Spot West Texas Intermediate crude had a lousy last week, collapsing 9.1 percent as well as losing both 50- and 200-day moving averages.
On a closing basis, it also lost the rising trend line from the lows of February last year when oil bottomed at $26.05/barrel. On an intraday basis, it is sitting on that trend line (Chart 1).
Last week’s action preceded 12 straight weeks of doji-filled consolidation. Bulls were hoping this was part of a continuation pattern. After it bottomed in February last year, WTI had more than doubled. The sideways action also occurred above support at $52, which the bulls consistently defended – until last week. All along, they could never convincingly take out resistance at $54-plus. Nor could they take advantage of a potentially bullish inverse head-and-shoulders formation.
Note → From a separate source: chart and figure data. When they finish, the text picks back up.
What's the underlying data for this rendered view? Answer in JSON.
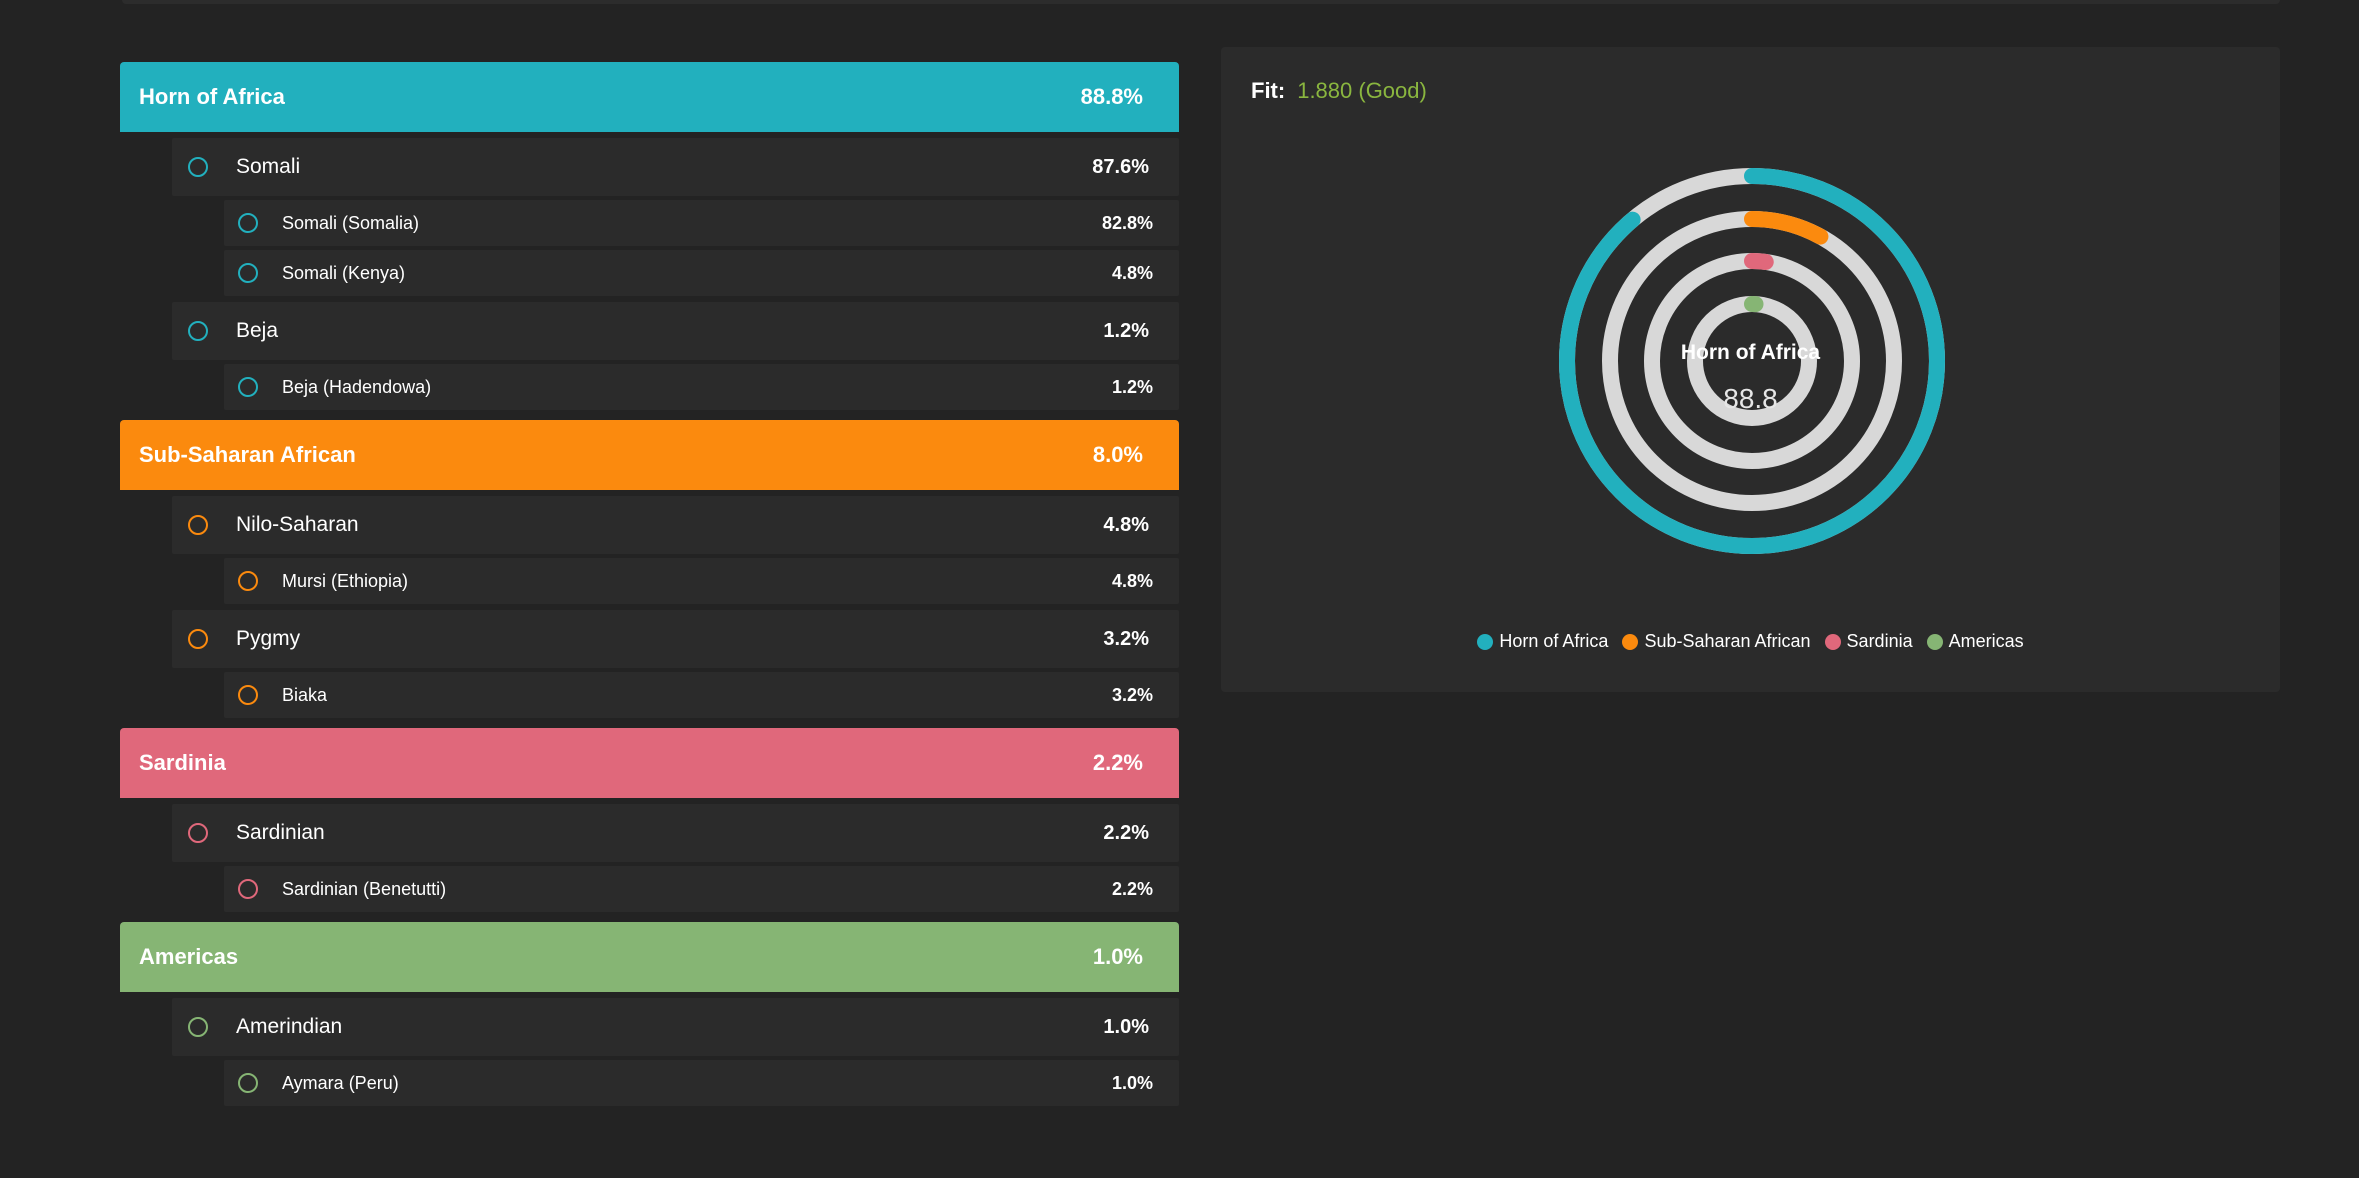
{
  "colors": {
    "horn": "#22b0be",
    "subsaharan": "#fb8a0e",
    "sardinia": "#e0687b",
    "americas": "#86b574",
    "ring_bg": "#d8d8d8"
  },
  "groups": [
    {
      "label": "Horn of Africa",
      "pct": "88.8%",
      "color": "#22b0be",
      "subs": [
        {
          "label": "Somali",
          "pct": "87.6%",
          "leaves": [
            {
              "label": "Somali (Somalia)",
              "pct": "82.8%"
            },
            {
              "label": "Somali (Kenya)",
              "pct": "4.8%"
            }
          ]
        },
        {
          "label": "Beja",
          "pct": "1.2%",
          "leaves": [
            {
              "label": "Beja (Hadendowa)",
              "pct": "1.2%"
            }
          ]
        }
      ]
    },
    {
      "label": "Sub-Saharan African",
      "pct": "8.0%",
      "color": "#fb8a0e",
      "subs": [
        {
          "label": "Nilo-Saharan",
          "pct": "4.8%",
          "leaves": [
            {
              "label": "Mursi (Ethiopia)",
              "pct": "4.8%"
            }
          ]
        },
        {
          "label": "Pygmy",
          "pct": "3.2%",
          "leaves": [
            {
              "label": "Biaka",
              "pct": "3.2%"
            }
          ]
        }
      ]
    },
    {
      "label": "Sardinia",
      "pct": "2.2%",
      "color": "#e0687b",
      "subs": [
        {
          "label": "Sardinian",
          "pct": "2.2%",
          "leaves": [
            {
              "label": "Sardinian (Benetutti)",
              "pct": "2.2%"
            }
          ]
        }
      ]
    },
    {
      "label": "Americas",
      "pct": "1.0%",
      "color": "#86b574",
      "subs": [
        {
          "label": "Amerindian",
          "pct": "1.0%",
          "leaves": [
            {
              "label": "Aymara (Peru)",
              "pct": "1.0%"
            }
          ]
        }
      ]
    }
  ],
  "fit": {
    "label": "Fit:",
    "value": "1.880 (Good)"
  },
  "chart_data": {
    "type": "radial-bar",
    "center_title": "Horn of Africa",
    "center_value": "88.8",
    "max": 100,
    "series": [
      {
        "name": "Horn of Africa",
        "value": 88.8,
        "color": "#22b0be"
      },
      {
        "name": "Sub-Saharan African",
        "value": 8.0,
        "color": "#fb8a0e"
      },
      {
        "name": "Sardinia",
        "value": 2.2,
        "color": "#e0687b"
      },
      {
        "name": "Americas",
        "value": 1.0,
        "color": "#86b574"
      }
    ],
    "legend_position": "bottom"
  }
}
Now that the consolidation has been resolved with a breakdown, a question arises as to where to from here?
Not surprisingly, XLE, the SPDR energy ETF, tends to track crude oil. It so happens that this time around it led the decline in crude. The ETF peaked on December 12 last year, even as oil had just begun to go sideways (dashed vertical line in Chart 2). XLE has been trading within a declining channel since.
From this respect, the ETF is worth watching. It closed Friday just under the 200-day moving average. The 50-day and shorter-term averages are still pointing lower. So even if it begins to attract bids, it will take time for it to stabilize.
Ditto with oil. It closed under the 200-day last Friday.
It is hard to pin down on what exactly caused the crude selloff last week. It sold off big on Wednesday, when the weekly EIA report showed U.S. crude inventory continued to build.
In the past several weeks, although crude inventory had been persistently accumulating, traders focused on declining stocks of both gasoline and distillates, which respectively peaked at 259.1 million barrels (February 10, a record high) and 170.7 million barrels (February 3, highest since October 2010). Last week, they fell 6.6 million barrels to 249.3 million barrels and 2.7 million barrels to 161.5 million barrels, in that order. But the fact remains that they remain elevated (Chart 3).
How oil trades near term is likely a function of how non-commercial futures traders behave. They are heavily net long WTI futures.
As of last Tuesday, non-commercials were net long 531,989 contracts, down slightly from record high 553,981 contracts in the prior week. In Wednesday through Friday last week, spot WTI dropped 8.8 percent with high volume, slicing through support. This has all the footprint of big money leaving.
Non-commercials have been gradually building since oil bottomed in February last year (Chart 4). They probably cut back last week. We will find out when latest numbers are reported this Friday. But last week’s price action and loss of support has the potential to continue to negatively impact their psyche, raising odds that they would continue to unwind.
In this scenario, worse, the next level on spot WTI ($48.49) to watch is $42, which is where it traded last November, and can be extended as far back as May 2004. That low was before OPEC reached an agreement on November 30 last year to cut production, which led to a 9.3-percent rally in that session to $49.44. Which means oil currently is trading lower than that reaction high.